Taking a critical perspective on the text, it is worth pointing out that within the pictorial diegesis there appears an intriguing correlation between wealth and (super) power. After the introduction of the super hero motif, a transition occurs: the setting shifts – is, on the picture plane, ripped – from the garbage strewn and heavily graffitied environs of Wilksboro – which have been largely rendered so as to appear to have been drawn on and/or composed of an assemblage of corrogated cardboard, accentuating the sense of impoverishment – first to an interegnum set against a clear blue sky out of which emerges Captain Alpha who "saves the day", and then to that of a gleaming, skyscraper-filled metropolis.
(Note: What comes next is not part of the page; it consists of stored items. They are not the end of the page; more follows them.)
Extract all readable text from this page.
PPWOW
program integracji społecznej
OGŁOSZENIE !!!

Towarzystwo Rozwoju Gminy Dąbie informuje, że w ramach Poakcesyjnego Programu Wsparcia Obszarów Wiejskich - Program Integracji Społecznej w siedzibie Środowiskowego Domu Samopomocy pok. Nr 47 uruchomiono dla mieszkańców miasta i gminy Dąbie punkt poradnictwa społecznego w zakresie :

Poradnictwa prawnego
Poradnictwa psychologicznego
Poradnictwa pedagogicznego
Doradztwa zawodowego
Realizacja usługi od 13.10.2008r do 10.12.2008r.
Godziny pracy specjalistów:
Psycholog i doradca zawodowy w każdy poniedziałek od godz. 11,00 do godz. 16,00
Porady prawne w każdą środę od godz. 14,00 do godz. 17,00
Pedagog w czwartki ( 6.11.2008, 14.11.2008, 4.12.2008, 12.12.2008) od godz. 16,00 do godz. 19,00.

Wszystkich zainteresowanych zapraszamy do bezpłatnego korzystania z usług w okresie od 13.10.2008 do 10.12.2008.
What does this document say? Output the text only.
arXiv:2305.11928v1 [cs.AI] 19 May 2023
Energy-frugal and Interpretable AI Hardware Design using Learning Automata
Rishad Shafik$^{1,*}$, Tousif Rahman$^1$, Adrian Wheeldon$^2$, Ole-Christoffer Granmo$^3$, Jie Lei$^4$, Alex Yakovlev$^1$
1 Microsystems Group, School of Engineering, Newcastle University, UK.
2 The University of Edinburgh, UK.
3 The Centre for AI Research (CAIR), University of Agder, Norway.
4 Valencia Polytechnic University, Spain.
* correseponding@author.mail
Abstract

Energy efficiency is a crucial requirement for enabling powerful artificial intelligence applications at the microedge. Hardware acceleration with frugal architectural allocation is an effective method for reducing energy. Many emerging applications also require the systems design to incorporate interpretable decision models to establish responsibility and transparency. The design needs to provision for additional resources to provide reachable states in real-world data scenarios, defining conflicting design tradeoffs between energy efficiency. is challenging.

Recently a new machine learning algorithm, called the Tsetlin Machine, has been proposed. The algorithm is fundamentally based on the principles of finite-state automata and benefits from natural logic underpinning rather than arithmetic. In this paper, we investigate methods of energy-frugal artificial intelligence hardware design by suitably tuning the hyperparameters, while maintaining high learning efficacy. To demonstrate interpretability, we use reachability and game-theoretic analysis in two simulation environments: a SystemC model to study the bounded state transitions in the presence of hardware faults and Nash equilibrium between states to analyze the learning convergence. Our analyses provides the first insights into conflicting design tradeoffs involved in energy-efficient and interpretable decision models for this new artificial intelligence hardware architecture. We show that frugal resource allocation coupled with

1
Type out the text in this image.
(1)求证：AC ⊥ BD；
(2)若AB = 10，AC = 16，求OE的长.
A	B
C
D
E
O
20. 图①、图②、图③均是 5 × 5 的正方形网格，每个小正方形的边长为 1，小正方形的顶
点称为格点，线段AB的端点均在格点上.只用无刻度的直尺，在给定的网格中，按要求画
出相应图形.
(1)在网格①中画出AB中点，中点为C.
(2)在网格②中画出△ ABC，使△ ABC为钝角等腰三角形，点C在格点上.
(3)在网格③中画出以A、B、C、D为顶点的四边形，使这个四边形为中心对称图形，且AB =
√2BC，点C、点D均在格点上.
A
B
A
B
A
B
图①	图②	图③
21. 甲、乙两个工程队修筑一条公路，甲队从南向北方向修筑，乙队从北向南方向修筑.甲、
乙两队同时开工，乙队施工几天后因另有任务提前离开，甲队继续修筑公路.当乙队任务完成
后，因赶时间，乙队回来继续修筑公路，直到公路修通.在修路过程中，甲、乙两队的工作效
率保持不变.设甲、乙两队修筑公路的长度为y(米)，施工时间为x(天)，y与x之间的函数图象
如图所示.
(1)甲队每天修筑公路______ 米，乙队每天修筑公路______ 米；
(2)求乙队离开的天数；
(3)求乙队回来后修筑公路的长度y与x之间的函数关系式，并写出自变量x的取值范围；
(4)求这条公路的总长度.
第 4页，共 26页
This subtle but unmistakable shift registers on the reader in such a way as to point towards an obvious power imbalance that exists between the office complex and the streets; the narrative further ties (masculine) sexual aggression to the ability to leverage this power imbalance to serve one's own ends; and so here implicates the superhero in representing – as a symbol/cypher – the power of wealth and a resulting inequality, indicating a corruption of the original symbolic associations that adhered to the superhero as a champion of the common man (and woman). Perhaps this shift can be read as a result of the corporatization of superheroes, as they are now, for the most part, owned by transnational global media empires (DC = TimeWarner; Marvel = Disney). Regardless, this is just one of the many layers available to perceptive readers who take their time unpacking this text.
Bonus features this time around include a "Book Club / Classroom Discussion Questions?" double-page spread – with answers provided by Street Angel and her pals (including a Jim Rugg- rendered Brian Maruca!?!) – a complete illustrated publishing history of Street Angel (including foreign editions!), and more!